Evaluation, Selection, and Deep Adaptation of General-Purpose Large Models for Power Industry Applications

Shi, Ke; Niu, Jing; Qiao, Weixiang; Jin, Jiwei; Zhang, Xing

doi:10.65102/is20261026

Research article

Ingegneria Sismica

Volume 43 Issue 2
Pages: 1
-20

Evaluation, Selection, and Deep Adaptation of General-Purpose Large Models for Power Industry Applications

Author(s): ^¹, ^¹, ^¹, ^², ^²

¹Power Dispatching Control Center of Guizhou Power Grid Co., Ltd., GuiZhou, China

²Power Dispatching Control Center of Zunyi Power Supply Bureau of Guizhou Power Grid Co., Ltd., GuiZhou, China

Published: 30/04/2026

Cite

Shi, Ke. et al “Evaluation, Selection, and Deep Adaptation of General-Purpose Large Models for Power Industry Applications.” Ingegneria Sismica Volume 43 Issue 2: 1-20, doi:10.65102/is20261026.

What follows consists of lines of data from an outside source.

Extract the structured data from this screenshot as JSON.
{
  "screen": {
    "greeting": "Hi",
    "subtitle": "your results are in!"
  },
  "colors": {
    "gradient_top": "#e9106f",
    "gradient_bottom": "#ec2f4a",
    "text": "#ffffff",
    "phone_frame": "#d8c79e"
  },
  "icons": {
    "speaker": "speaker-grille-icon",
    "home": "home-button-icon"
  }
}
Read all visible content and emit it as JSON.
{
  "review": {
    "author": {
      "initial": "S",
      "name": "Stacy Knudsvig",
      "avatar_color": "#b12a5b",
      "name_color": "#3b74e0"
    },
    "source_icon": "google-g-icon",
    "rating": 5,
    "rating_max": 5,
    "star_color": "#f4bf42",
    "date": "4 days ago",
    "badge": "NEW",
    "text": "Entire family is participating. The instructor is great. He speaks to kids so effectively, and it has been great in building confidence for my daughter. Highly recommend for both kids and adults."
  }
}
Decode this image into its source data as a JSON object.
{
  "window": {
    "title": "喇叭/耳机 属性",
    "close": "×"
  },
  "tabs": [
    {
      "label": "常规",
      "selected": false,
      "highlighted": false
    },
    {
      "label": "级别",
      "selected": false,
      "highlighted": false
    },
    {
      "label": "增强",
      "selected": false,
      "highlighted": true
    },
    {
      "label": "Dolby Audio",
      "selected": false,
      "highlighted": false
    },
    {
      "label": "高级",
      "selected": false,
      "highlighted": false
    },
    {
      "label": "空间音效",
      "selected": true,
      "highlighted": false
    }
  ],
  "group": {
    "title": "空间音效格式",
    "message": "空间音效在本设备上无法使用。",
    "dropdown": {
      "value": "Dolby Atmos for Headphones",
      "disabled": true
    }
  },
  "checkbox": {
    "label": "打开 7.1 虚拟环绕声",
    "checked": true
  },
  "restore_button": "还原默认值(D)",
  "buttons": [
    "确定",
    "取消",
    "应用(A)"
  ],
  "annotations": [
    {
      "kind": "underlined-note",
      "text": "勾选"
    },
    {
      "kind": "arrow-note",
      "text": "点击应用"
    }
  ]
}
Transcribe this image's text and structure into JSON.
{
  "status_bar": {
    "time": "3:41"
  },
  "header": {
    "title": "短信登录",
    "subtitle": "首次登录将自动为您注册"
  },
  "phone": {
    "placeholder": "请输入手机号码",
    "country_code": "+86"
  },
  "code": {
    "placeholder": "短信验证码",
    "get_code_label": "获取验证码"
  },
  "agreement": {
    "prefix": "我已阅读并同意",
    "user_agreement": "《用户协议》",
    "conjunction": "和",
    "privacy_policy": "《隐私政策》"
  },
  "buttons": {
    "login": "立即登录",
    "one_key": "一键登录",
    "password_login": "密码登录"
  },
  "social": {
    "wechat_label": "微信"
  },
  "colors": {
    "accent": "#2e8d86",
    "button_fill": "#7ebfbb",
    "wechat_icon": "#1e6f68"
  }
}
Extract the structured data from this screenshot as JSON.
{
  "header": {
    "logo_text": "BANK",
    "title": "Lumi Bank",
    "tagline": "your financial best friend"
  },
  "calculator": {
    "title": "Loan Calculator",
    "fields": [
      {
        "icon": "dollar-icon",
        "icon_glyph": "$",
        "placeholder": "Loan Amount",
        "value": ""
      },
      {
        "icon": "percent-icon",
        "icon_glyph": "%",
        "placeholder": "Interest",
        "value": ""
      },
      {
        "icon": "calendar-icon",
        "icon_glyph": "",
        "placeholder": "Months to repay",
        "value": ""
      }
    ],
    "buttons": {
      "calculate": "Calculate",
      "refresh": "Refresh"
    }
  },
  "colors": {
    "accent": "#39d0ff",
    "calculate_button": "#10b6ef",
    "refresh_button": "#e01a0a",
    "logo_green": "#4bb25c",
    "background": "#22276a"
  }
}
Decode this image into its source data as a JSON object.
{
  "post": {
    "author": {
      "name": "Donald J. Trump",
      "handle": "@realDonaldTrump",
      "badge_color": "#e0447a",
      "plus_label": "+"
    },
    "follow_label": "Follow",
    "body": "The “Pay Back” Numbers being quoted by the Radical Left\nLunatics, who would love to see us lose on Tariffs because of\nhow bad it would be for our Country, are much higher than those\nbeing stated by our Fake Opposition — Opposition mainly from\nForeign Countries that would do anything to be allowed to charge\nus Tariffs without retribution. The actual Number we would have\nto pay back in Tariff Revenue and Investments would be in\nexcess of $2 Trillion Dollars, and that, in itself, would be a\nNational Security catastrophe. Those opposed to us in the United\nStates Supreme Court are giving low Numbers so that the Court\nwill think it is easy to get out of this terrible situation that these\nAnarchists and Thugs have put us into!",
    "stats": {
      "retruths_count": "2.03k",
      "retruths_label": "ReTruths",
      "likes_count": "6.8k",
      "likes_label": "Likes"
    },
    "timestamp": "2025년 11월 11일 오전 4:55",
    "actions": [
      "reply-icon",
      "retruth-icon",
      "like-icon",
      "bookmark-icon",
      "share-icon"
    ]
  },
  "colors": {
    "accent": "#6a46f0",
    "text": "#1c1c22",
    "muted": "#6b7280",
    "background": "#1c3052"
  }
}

https://doi.org/10.65102/is20261026

Abstract

Building a practical research model for evaluating, selecting, and adapting general-purpose large models in the two energy application scenarios of substations’ intelligent inspection and transmission corridors visualisation. The benchmark includes 18,642 retained multimodal evidence records that include: visible images; thermal frames; OCR string; equipment metadata; corridor attribute; rule clause; and historical ticket text. Anonymised six models were evaluated at set data divisions, prompts templates, inference upper limit and scoring script. Targeted power service judgment: Object localisation, risk inference, rule-based evidence, unsupervised alarm control, and robustness to field perturbations.Based on a weighted-score screen of the candidates, an adaptive selection result of the selected model included retrieval evidence, LoRA tuning, visual-grounding calibration, and safety verifier. Adapted Power-GM obtained the best comprehensive scores of 89.0%, 86.0%, 87.0%, 88.0% and 84.0%, respectively, for visual anchoring, risk judgement, rule obedience, hallucination suppression, and robustness. Eight of the selected tasks surpassed the most powerful open multimodal baseline by 9.9%.-20.3 percentage points and the closed multimodal baseline by 3.3-8.5 percentage points. The best response-surface area is LoRA ranking 48 and retrieval top-k 6, which still has a power-biz score of around 89.0% inside the latency bound. Ablation demonstrated that retrieval enhanced rule adherence, LoRA strengthened task reasoning, grounding calibration reduced object-Region misalignment, and the safety verifier decreased hallucinated risk assertions. This study is confined to the two tested scenes, with fixed model labels, task definitions, scoring scripts, test record retention policies, and only included the evidence types from the benchmark collection.8.5 percentage points. The best response-surface region was LoRA rank 48 with retrieval top-k 6, where the Power-Biz score remained near 89.0% within the latency target. Ablation showed that retrieval improved rule compliance, LoRA strengthened task reasoning, grounding calibration reduced object-region mismatch, and the safety verifier reduced hallucinated risk statements. The conclusion is limited to the two tested scenes, fixed model labels, fixed task definitions, fixed scoring scripts, retained test records, and the evidence types in the benchmark corpus.

Keywords
Large power grid model; Empirical verification; Model choice; Deep adaptation; Substation intelligent inspection; Transmission corridor visualisation.